Cross-Context MaxSim
Since we have token vectors for all tokens across all context windows, we can also perform the MaxSim operation across these context windows. This scoring is expressed by finding the maximum token vector score independent of the context for each query vector. We can express this cross-context MaxSim scoring with the following Vespa rank-profile.
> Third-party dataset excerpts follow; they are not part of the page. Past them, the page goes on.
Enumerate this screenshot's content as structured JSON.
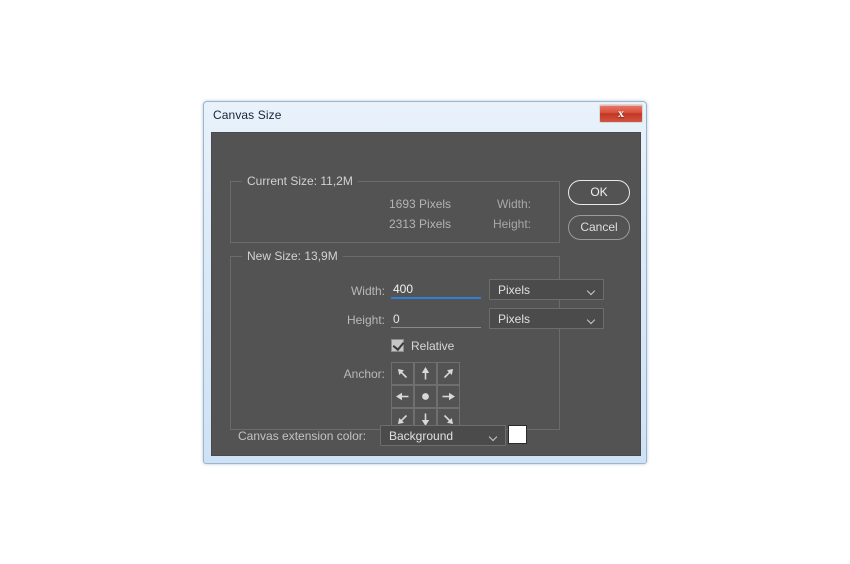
{
  "window": {
    "title": "Canvas Size",
    "close_label": "x"
  },
  "current_size": {
    "legend": "Current Size: 11,2M",
    "rows": [
      {
        "label": "Width:",
        "value": "1693 Pixels"
      },
      {
        "label": "Height:",
        "value": "2313 Pixels"
      }
    ]
  },
  "new_size": {
    "legend": "New Size: 13,9M",
    "width": {
      "label": "Width:",
      "value": "400",
      "unit": "Pixels",
      "focused": true
    },
    "height": {
      "label": "Height:",
      "value": "0",
      "unit": "Pixels",
      "focused": false
    },
    "relative": {
      "label": "Relative",
      "checked": true
    },
    "anchor": {
      "label": "Anchor:",
      "selected": "center",
      "cells": [
        "arrow-up-left",
        "arrow-up",
        "arrow-up-right",
        "arrow-left",
        "center-dot",
        "arrow-right",
        "arrow-down-left",
        "arrow-down",
        "arrow-down-right"
      ]
    }
  },
  "canvas_extension": {
    "label": "Canvas extension color:",
    "value": "Background",
    "swatch_color": "#ffffff"
  },
  "buttons": {
    "ok": "OK",
    "cancel": "Cancel"
  },
  "colors": {
    "panel": "#535353",
    "focus_underline": "#2f7fd4",
    "titlebar": "#dceaf8",
    "close_red": "#d94f3c"
  }
}
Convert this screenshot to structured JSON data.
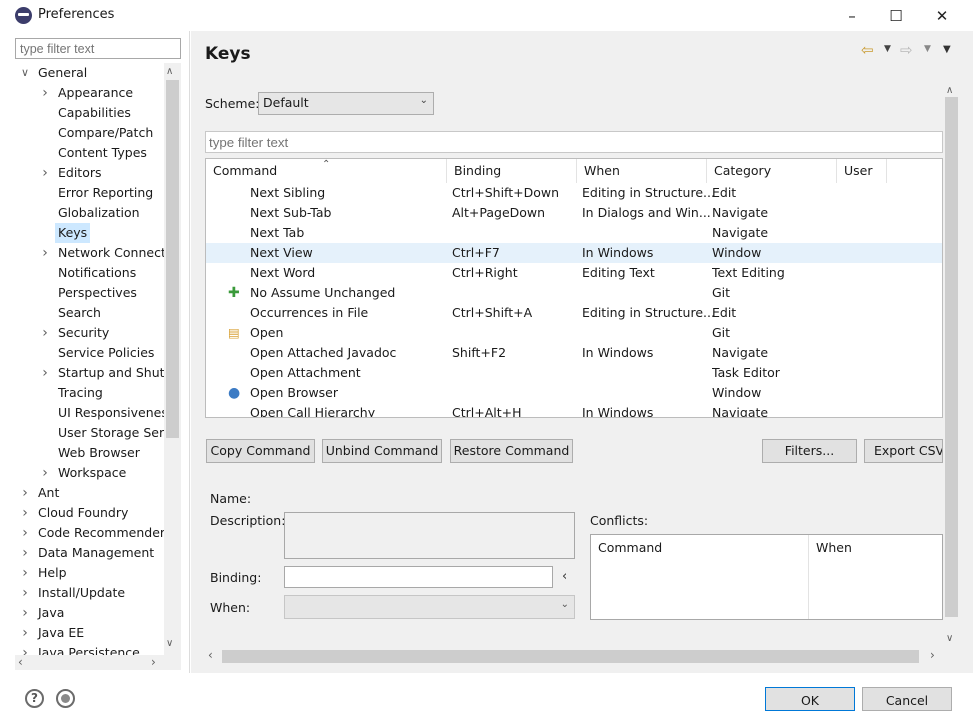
{
  "window": {
    "title": "Preferences",
    "minimize": "–",
    "maximize": "☐",
    "close": "✕"
  },
  "left": {
    "filter_placeholder": "type filter text",
    "tree": [
      {
        "label": "General",
        "level": 0,
        "twisty": "open"
      },
      {
        "label": "Appearance",
        "level": 1,
        "twisty": "closed"
      },
      {
        "label": "Capabilities",
        "level": 1,
        "twisty": ""
      },
      {
        "label": "Compare/Patch",
        "level": 1,
        "twisty": ""
      },
      {
        "label": "Content Types",
        "level": 1,
        "twisty": ""
      },
      {
        "label": "Editors",
        "level": 1,
        "twisty": "closed"
      },
      {
        "label": "Error Reporting",
        "level": 1,
        "twisty": ""
      },
      {
        "label": "Globalization",
        "level": 1,
        "twisty": ""
      },
      {
        "label": "Keys",
        "level": 1,
        "twisty": "",
        "selected": true
      },
      {
        "label": "Network Connecti",
        "level": 1,
        "twisty": "closed"
      },
      {
        "label": "Notifications",
        "level": 1,
        "twisty": ""
      },
      {
        "label": "Perspectives",
        "level": 1,
        "twisty": ""
      },
      {
        "label": "Search",
        "level": 1,
        "twisty": ""
      },
      {
        "label": "Security",
        "level": 1,
        "twisty": "closed"
      },
      {
        "label": "Service Policies",
        "level": 1,
        "twisty": ""
      },
      {
        "label": "Startup and Shutd",
        "level": 1,
        "twisty": "closed"
      },
      {
        "label": "Tracing",
        "level": 1,
        "twisty": ""
      },
      {
        "label": "UI Responsivenes",
        "level": 1,
        "twisty": ""
      },
      {
        "label": "User Storage Serv",
        "level": 1,
        "twisty": ""
      },
      {
        "label": "Web Browser",
        "level": 1,
        "twisty": ""
      },
      {
        "label": "Workspace",
        "level": 1,
        "twisty": "closed"
      },
      {
        "label": "Ant",
        "level": 0,
        "twisty": "closed"
      },
      {
        "label": "Cloud Foundry",
        "level": 0,
        "twisty": "closed"
      },
      {
        "label": "Code Recommenders",
        "level": 0,
        "twisty": "closed"
      },
      {
        "label": "Data Management",
        "level": 0,
        "twisty": "closed"
      },
      {
        "label": "Help",
        "level": 0,
        "twisty": "closed"
      },
      {
        "label": "Install/Update",
        "level": 0,
        "twisty": "closed"
      },
      {
        "label": "Java",
        "level": 0,
        "twisty": "closed"
      },
      {
        "label": "Java EE",
        "level": 0,
        "twisty": "closed"
      },
      {
        "label": "Java Persistence",
        "level": 0,
        "twisty": "closed"
      }
    ]
  },
  "page": {
    "title": "Keys",
    "scheme_label": "Scheme:",
    "scheme_value": "Default",
    "filter_placeholder": "type filter text",
    "columns": [
      "Command",
      "Binding",
      "When",
      "Category",
      "User"
    ],
    "rows": [
      {
        "command": "Next Sibling",
        "binding": "Ctrl+Shift+Down",
        "when": "Editing in Structure...",
        "category": "Edit",
        "icon": ""
      },
      {
        "command": "Next Sub-Tab",
        "binding": "Alt+PageDown",
        "when": "In Dialogs and Win...",
        "category": "Navigate",
        "icon": ""
      },
      {
        "command": "Next Tab",
        "binding": "",
        "when": "",
        "category": "Navigate",
        "icon": ""
      },
      {
        "command": "Next View",
        "binding": "Ctrl+F7",
        "when": "In Windows",
        "category": "Window",
        "icon": "",
        "selected": true
      },
      {
        "command": "Next Word",
        "binding": "Ctrl+Right",
        "when": "Editing Text",
        "category": "Text Editing",
        "icon": ""
      },
      {
        "command": "No Assume Unchanged",
        "binding": "",
        "when": "",
        "category": "Git",
        "icon": "git-plus-icon"
      },
      {
        "command": "Occurrences in File",
        "binding": "Ctrl+Shift+A",
        "when": "Editing in Structure...",
        "category": "Edit",
        "icon": ""
      },
      {
        "command": "Open",
        "binding": "",
        "when": "",
        "category": "Git",
        "icon": "folder-icon"
      },
      {
        "command": "Open Attached Javadoc",
        "binding": "Shift+F2",
        "when": "In Windows",
        "category": "Navigate",
        "icon": ""
      },
      {
        "command": "Open Attachment",
        "binding": "",
        "when": "",
        "category": "Task Editor",
        "icon": ""
      },
      {
        "command": "Open Browser",
        "binding": "",
        "when": "",
        "category": "Window",
        "icon": "globe-icon"
      },
      {
        "command": "Open Call Hierarchy",
        "binding": "Ctrl+Alt+H",
        "when": "In Windows",
        "category": "Navigate",
        "icon": ""
      }
    ],
    "buttons": {
      "copy": "Copy Command",
      "unbind": "Unbind Command",
      "restore": "Restore Command",
      "filters": "Filters...",
      "export": "Export CSV..."
    },
    "details": {
      "name_label": "Name:",
      "description_label": "Description:",
      "binding_label": "Binding:",
      "when_label": "When:",
      "conflicts_label": "Conflicts:",
      "conflicts_columns": [
        "Command",
        "When"
      ]
    }
  },
  "bottom": {
    "ok": "OK",
    "cancel": "Cancel",
    "help_glyph": "?"
  }
}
rank-profile colbert-max-sim-cross-context inherits bm25 {
inputs {
query(qt) tensor<float>(querytoken{}, v[128])
}
function unpack() {
expression: unpack_bits(attribute(colbert))
}
function cross_max_sim() {
expression {
sum(
reduce(
sum(
query(qt) * unpack_bits(attribute(colbert)) , v),
max, token, context
),
querytoken
)
}
}
second-phase {
expression { cross_max_sim }
}
}
In this case, we change the inner reduce
to aggregate using maximum,
first on the token
level and then on the context
level. This
expression allows high-scoring token
vectors across the document context windows to contribute to the
overall document score.
The cross-context scoring could be helpful when the relevant information is spread across multiple context segments in the document, compared to the localized context version focusing purely on a single context segment.
Experiments & Evaluation
We deploy the long-context-colbert Vespa sample application on Vespa Cloud using two nodes with the following clusters and resources
One Vespa Stateless container cluster with GPU for accelerated ColBERT embedder inference:
<resources vcpu="4" memory="16Gb" disk="125Gb">
<gpu count="1" memory="16Gb"/>
</resources>
One Vespa stateful content cluster with one node:
<resources vcpu="16.0"
memory="32Gb" architecture="arm64"
storage-type="local" disk="950Gb">
</resources>
For long-contexts, where we run multiple inferences with the ColBERT model per document, we highly recommend using instances with GPU acceleration available. Vespa Cloud also supports autoscaling with GPU instances for stateless Vespa container clusters.
For candidate retrieval (shortlisting), we use Vespa’s support for efficient retrieval using BM25 scoring, this shortlists the number of documents that we score using the advanced ColBERT late-interaction scoring functions. We chose BM25 because it is a strong zero-shot baseline for long-context retrieval; it’s designed to handle variable-length texts.
We use the following bm25
Vespa rank profile definition as our baseline.
When used on an array collection of context strings like this, Vespa
uses all the array elements as if they were a bag of text (single
field).
rank-profile bm25 {
rank-properties {
bm25(text).k1: 0.9
bm25(text).b: 0.4
}
first-phase {
expression: bm25(text)
}
}
We evaluate the proposed extended-context late-interaction scoring using the newly released MLDR dataset, using the English split, which contains 200K long texts sampled from Wikipedia with associated 800 test queries.
We use the precision-oriented nDCG@10
metric to
measure effectiveness. For all experiments, we use a re-ranking
count of 400. The shortlist retrieval phase uses Vespa’s weakAnd
implementation. The top-k scoring documents
by this phase are then re-ranked with the ColBERT representations.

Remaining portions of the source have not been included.